Project

Improving adolescent sexual health: studying the process of gender socialization in early adolescence and its association with sexual health in late-adolescence. The cases of Flanders and South Africa

Code
174H06714
Duration
30 April 2014 → 01 March 2015
Funding
Federal funding: various
Research disciplines
  • Medical and health sciences
    • Endocrinology and metabolic diseases
    • Gynaecology and obstetrics
    • Endocrinology and metabolic diseases
    • Gynaecology and obstetrics
    • Nursing
    • Endocrinology and metabolic diseases
    • Gynaecology and obstetrics
Keywords
adolescent sexual health
 
Project description

The need to address the “upstream” antecedents of sexual health risks of adolescent and young adult women is increasingly reflected in international declarations.
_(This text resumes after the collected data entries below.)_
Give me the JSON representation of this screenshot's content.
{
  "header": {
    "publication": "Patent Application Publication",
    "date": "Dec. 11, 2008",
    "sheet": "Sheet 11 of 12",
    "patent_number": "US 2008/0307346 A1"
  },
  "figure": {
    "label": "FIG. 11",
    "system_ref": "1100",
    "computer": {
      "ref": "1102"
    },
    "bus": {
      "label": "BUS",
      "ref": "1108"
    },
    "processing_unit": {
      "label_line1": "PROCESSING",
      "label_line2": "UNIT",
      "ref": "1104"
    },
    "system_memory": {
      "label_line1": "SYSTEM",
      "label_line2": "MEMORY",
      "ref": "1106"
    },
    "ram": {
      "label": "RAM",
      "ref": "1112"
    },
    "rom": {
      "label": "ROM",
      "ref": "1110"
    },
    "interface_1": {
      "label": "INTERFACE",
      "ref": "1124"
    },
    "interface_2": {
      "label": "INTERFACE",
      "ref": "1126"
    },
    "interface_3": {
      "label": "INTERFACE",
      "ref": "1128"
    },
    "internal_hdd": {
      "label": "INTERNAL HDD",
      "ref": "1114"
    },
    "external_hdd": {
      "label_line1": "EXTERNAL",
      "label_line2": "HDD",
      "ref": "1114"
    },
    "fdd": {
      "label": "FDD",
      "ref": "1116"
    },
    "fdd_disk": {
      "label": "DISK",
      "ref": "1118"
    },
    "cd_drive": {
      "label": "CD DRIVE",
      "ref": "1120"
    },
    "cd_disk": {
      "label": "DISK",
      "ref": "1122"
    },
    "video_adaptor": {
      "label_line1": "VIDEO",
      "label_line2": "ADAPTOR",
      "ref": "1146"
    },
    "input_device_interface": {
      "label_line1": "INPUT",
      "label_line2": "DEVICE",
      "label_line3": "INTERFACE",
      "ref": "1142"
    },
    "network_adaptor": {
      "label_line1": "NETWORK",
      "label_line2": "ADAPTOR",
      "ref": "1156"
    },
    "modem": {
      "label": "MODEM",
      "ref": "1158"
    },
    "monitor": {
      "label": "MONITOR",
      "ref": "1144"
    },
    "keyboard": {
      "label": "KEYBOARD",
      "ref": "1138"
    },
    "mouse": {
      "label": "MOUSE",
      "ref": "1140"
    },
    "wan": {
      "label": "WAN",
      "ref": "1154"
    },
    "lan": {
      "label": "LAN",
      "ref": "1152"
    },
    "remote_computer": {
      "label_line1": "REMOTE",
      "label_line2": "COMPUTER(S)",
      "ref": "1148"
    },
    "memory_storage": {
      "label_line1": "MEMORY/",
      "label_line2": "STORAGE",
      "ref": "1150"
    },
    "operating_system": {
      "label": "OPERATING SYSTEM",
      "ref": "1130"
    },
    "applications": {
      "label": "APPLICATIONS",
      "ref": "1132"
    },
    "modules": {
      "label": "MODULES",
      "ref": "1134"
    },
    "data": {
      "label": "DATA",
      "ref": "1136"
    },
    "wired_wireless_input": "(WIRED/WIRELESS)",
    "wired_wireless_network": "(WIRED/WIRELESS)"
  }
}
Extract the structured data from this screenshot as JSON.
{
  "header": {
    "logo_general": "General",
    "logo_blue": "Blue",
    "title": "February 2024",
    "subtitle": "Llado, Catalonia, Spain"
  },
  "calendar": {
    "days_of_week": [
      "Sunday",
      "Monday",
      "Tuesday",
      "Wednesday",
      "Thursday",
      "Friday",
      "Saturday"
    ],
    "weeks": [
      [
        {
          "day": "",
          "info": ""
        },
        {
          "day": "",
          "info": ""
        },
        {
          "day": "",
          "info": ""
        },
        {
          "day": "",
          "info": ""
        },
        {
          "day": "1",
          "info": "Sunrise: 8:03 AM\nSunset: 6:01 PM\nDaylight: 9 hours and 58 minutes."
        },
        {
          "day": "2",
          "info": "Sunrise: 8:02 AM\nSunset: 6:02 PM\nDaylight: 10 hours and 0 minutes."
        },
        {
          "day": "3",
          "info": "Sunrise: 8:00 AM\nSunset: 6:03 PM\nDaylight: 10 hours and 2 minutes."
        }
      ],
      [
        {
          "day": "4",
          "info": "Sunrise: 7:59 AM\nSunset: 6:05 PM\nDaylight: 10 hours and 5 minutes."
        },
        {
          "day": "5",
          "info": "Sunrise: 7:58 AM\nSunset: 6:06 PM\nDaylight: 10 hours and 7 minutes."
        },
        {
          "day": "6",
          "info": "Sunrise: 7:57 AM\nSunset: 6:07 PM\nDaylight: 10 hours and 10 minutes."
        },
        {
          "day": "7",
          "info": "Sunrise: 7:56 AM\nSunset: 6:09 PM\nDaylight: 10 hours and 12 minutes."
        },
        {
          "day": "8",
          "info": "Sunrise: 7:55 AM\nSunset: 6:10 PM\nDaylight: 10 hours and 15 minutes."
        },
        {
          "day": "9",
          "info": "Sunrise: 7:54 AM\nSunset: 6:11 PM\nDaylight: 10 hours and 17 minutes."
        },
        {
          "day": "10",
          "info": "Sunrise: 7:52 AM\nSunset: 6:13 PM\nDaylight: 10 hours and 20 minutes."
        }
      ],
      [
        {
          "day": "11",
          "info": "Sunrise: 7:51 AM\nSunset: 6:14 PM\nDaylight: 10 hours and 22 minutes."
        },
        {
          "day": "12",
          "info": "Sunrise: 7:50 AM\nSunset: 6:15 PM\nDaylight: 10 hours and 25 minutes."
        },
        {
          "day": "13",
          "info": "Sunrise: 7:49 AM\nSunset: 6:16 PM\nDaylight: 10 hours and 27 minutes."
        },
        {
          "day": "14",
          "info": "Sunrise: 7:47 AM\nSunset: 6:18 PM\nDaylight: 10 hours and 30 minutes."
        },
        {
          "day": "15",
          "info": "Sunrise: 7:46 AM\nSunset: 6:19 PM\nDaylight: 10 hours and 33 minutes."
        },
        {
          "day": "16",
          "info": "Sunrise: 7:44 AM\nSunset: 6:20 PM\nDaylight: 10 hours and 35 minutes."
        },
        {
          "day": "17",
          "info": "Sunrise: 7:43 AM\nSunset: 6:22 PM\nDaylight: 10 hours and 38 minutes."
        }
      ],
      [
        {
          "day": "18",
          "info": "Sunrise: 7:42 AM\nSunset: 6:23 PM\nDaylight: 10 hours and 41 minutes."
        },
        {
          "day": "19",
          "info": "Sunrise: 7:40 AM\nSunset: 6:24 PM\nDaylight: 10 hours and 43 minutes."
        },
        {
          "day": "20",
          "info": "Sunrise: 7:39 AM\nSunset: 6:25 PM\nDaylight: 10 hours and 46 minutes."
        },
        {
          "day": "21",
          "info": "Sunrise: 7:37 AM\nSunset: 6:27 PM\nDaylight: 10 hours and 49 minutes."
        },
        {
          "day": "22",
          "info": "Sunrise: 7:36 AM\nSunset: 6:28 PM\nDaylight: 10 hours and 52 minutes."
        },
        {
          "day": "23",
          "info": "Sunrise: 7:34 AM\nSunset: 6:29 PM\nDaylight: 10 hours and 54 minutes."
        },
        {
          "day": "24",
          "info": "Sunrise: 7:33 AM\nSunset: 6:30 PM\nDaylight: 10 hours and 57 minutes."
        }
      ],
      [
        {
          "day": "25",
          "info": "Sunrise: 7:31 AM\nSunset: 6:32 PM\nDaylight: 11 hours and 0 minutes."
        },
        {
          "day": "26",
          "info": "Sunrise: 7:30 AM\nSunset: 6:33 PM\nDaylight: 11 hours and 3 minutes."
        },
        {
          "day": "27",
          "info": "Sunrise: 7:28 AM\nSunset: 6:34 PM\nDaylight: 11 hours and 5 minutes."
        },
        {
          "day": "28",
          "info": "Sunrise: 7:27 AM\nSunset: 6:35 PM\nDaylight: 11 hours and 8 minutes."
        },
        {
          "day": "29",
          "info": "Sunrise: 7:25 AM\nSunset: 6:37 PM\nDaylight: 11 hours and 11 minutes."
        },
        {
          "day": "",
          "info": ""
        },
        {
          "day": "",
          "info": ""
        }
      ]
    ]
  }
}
For example, the 2011 United Nations General Assembly declaration on HIV/AIDS, called for elimination of “gender inequalities and gender-based abuse and violence and increase the capacity of women and girls to protect themselves from HIV” (41). The World Health Organisation (WHO) considers gender a crucial component in adolescent sexual health and sexual violence.(42)
While mounting evidence points to the association between gender attitudes and sexual behaviours, it also shows that the current focus on risk reduction is “too far downstream” (43) while little is known about the upstream processes linking gender socialization in early adolescence to healthy sexuality and subsequent sexual behaviours across the life span. The understanding of such a process underpins any effort to empower young girls and boys to determine their future sexual and reproductive health trajectories.
The overall objective of the Global Early Adolescence Study (GEAS) is to contribute to sexual health of adolescents globally, and in Flanders in particular.